Let me give you an overview of my requirements. The source and the target system is an apache hive. One of our clients has a requirement to build/develop a solution for data standardization/correction rules using hiveQL. E.g, Replace NULL values with XXX-XXX, Change date format in YYYY-MM-DD, Standardize amount column values in US & EU format, etc.
I have already completed the task of writing hive queries for these rules. Now, I am looking for the solution to automate this process(or hive queries) so that, it will act as a generic solution for any tables or columns to be applied. Something like passing the table name, column names, and rules as a parameter to a script.
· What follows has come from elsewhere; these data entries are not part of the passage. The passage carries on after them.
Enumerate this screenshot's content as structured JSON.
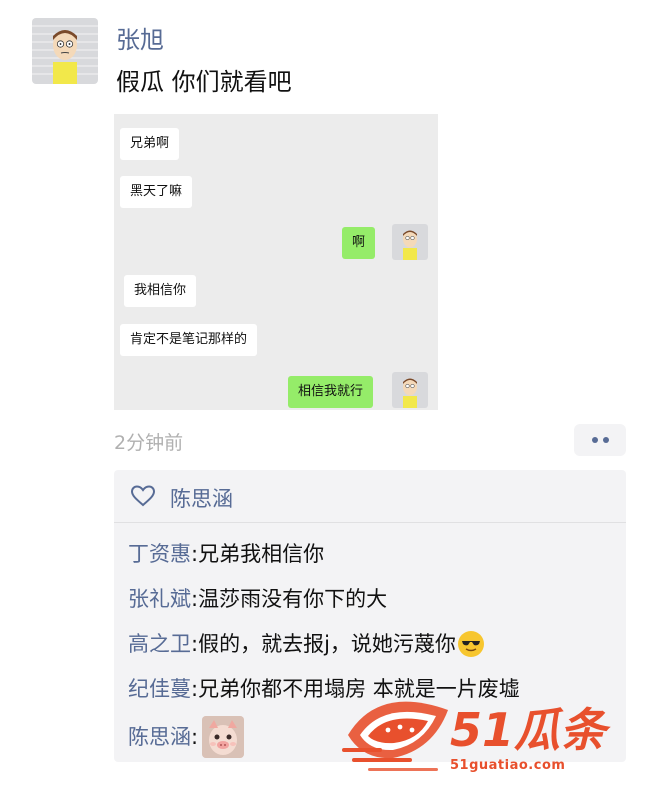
{
  "post": {
    "author": "张旭",
    "text": "假瓜 你们就看吧",
    "timestamp": "2分钟前"
  },
  "screenshot_chat": {
    "messages": [
      {
        "side": "left",
        "text": "兄弟啊"
      },
      {
        "side": "left",
        "text": "黑天了嘛"
      },
      {
        "side": "right",
        "text": "啊"
      },
      {
        "side": "left",
        "text": "我相信你"
      },
      {
        "side": "left",
        "text": "肯定不是笔记那样的"
      },
      {
        "side": "right",
        "text": "相信我就行"
      }
    ]
  },
  "likes": {
    "icon": "heart-icon",
    "names": "陈思涵"
  },
  "comments": [
    {
      "author": "丁资惠",
      "sep": ":",
      "text": " 兄弟我相信你"
    },
    {
      "author": "张礼斌",
      "sep": ":",
      "text": " 温莎雨没有你下的大"
    },
    {
      "author": "高之卫",
      "sep": ":",
      "text": " 假的，就去报j，说她污蔑你",
      "emoji": "sunglasses-emoji"
    },
    {
      "author": "纪佳蔓",
      "sep": ":",
      "text": " 兄弟你都不用塌房 本就是一片废墟"
    },
    {
      "author": "陈思涵",
      "sep": ":",
      "text": "",
      "sticker": "piglet-face-sticker"
    }
  ],
  "watermark": {
    "logo": "51瓜条",
    "url": "51guatiao.com"
  },
  "colors": {
    "link_blue": "#576b95",
    "bubble_green": "#95ec69",
    "panel_bg": "#f3f3f5",
    "watermark_orange": "#e8502d"
  }
}
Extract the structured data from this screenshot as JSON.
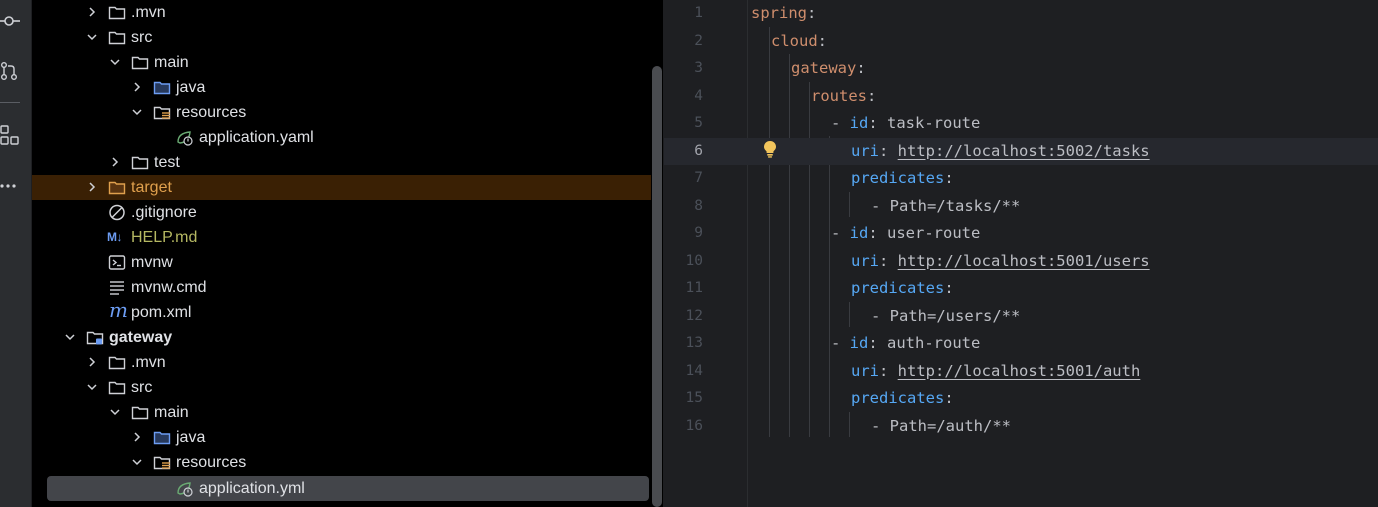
{
  "project_tree": {
    "rows": [
      {
        "label": ".mvn",
        "chevron": "right",
        "icon": "folder-icon"
      },
      {
        "label": "src",
        "chevron": "down",
        "icon": "folder-icon"
      },
      {
        "label": "main",
        "chevron": "down",
        "icon": "folder-icon"
      },
      {
        "label": "java",
        "chevron": "right",
        "icon": "source-folder-icon"
      },
      {
        "label": "resources",
        "chevron": "down",
        "icon": "resources-folder-icon"
      },
      {
        "label": "application.yaml",
        "icon": "spring-config-icon"
      },
      {
        "label": "test",
        "chevron": "right",
        "icon": "folder-icon"
      },
      {
        "label": "target",
        "chevron": "right",
        "icon": "excluded-folder-icon",
        "state": "excluded"
      },
      {
        "label": ".gitignore",
        "icon": "ignore-icon"
      },
      {
        "label": "HELP.md",
        "icon": "markdown-icon",
        "badge": "M↓"
      },
      {
        "label": "mvnw",
        "icon": "terminal-icon"
      },
      {
        "label": "mvnw.cmd",
        "icon": "text-file-icon"
      },
      {
        "label": "pom.xml",
        "icon": "maven-icon",
        "badge": "m"
      },
      {
        "label": "gateway",
        "chevron": "down",
        "icon": "module-folder-icon",
        "bold": true
      },
      {
        "label": ".mvn",
        "chevron": "right",
        "icon": "folder-icon"
      },
      {
        "label": "src",
        "chevron": "down",
        "icon": "folder-icon"
      },
      {
        "label": "main",
        "chevron": "down",
        "icon": "folder-icon"
      },
      {
        "label": "java",
        "chevron": "right",
        "icon": "source-folder-icon"
      },
      {
        "label": "resources",
        "chevron": "down",
        "icon": "resources-folder-icon"
      },
      {
        "label": "application.yml",
        "icon": "spring-config-icon",
        "selected": true
      }
    ]
  },
  "editor": {
    "current_line": 6,
    "lines": [
      {
        "n": "1",
        "key": "spring",
        "colon": ":"
      },
      {
        "n": "2",
        "key": "cloud",
        "colon": ":"
      },
      {
        "n": "3",
        "key": "gateway",
        "colon": ":"
      },
      {
        "n": "4",
        "key": "routes",
        "colon": ":"
      },
      {
        "n": "5",
        "dash": "- ",
        "key": "id",
        "colon": ": ",
        "value": "task-route"
      },
      {
        "n": "6",
        "key": "uri",
        "colon": ": ",
        "url": "http://localhost:5002/tasks"
      },
      {
        "n": "7",
        "key": "predicates",
        "colon": ":"
      },
      {
        "n": "8",
        "dash": "- ",
        "value": "Path=/tasks/**"
      },
      {
        "n": "9",
        "dash": "- ",
        "key": "id",
        "colon": ": ",
        "value": "user-route"
      },
      {
        "n": "10",
        "key": "uri",
        "colon": ": ",
        "url": "http://localhost:5001/users"
      },
      {
        "n": "11",
        "key": "predicates",
        "colon": ":"
      },
      {
        "n": "12",
        "dash": "- ",
        "value": "Path=/users/**"
      },
      {
        "n": "13",
        "dash": "- ",
        "key": "id",
        "colon": ": ",
        "value": "auth-route"
      },
      {
        "n": "14",
        "key": "uri",
        "colon": ": ",
        "url": "http://localhost:5001/auth"
      },
      {
        "n": "15",
        "key": "predicates",
        "colon": ":"
      },
      {
        "n": "16",
        "dash": "- ",
        "value": "Path=/auth/**"
      }
    ]
  },
  "colors": {
    "tree_bg": "#000000",
    "editor_bg": "#1e1f22",
    "yaml_root_key": "#cf8e6d",
    "yaml_nested_key": "#56a8f5",
    "excluded_highlight": "#3a2004",
    "selection": "#43454a"
  }
}
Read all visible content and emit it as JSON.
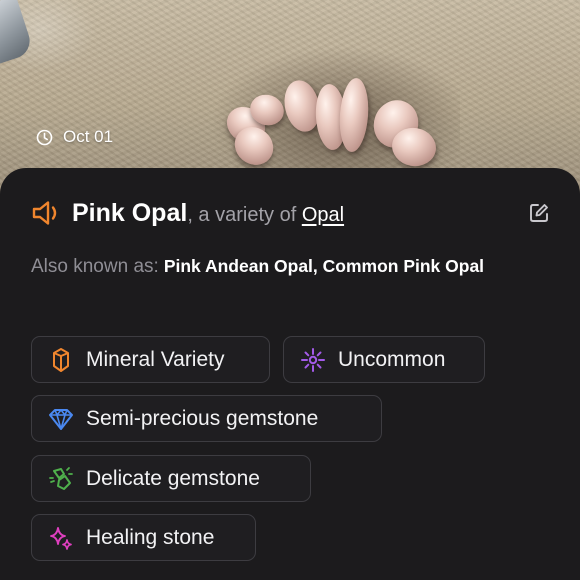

The tried solution: 1) Pass the table name, column names, and rules as a parameter to a shell script. 2) Iterate on each column and it's respective rules one by one. 3) generate a hive query (as shown below) for each rule just by replacing the "column" word with the actual column name. 4) Once the loop got finished, execute one consolidated CTAS query. CREATE TABLE output_table AS SELECT rule1 on column1, rule2 on column1, rule1 on column2 FROM source_table.
But there is a problem with the above approach which is, If we pass two different rules on the same column then it would create two columns in the output table (which is wrong).
I would request all of you either suggest a solution for a tried one or completely different one will also work.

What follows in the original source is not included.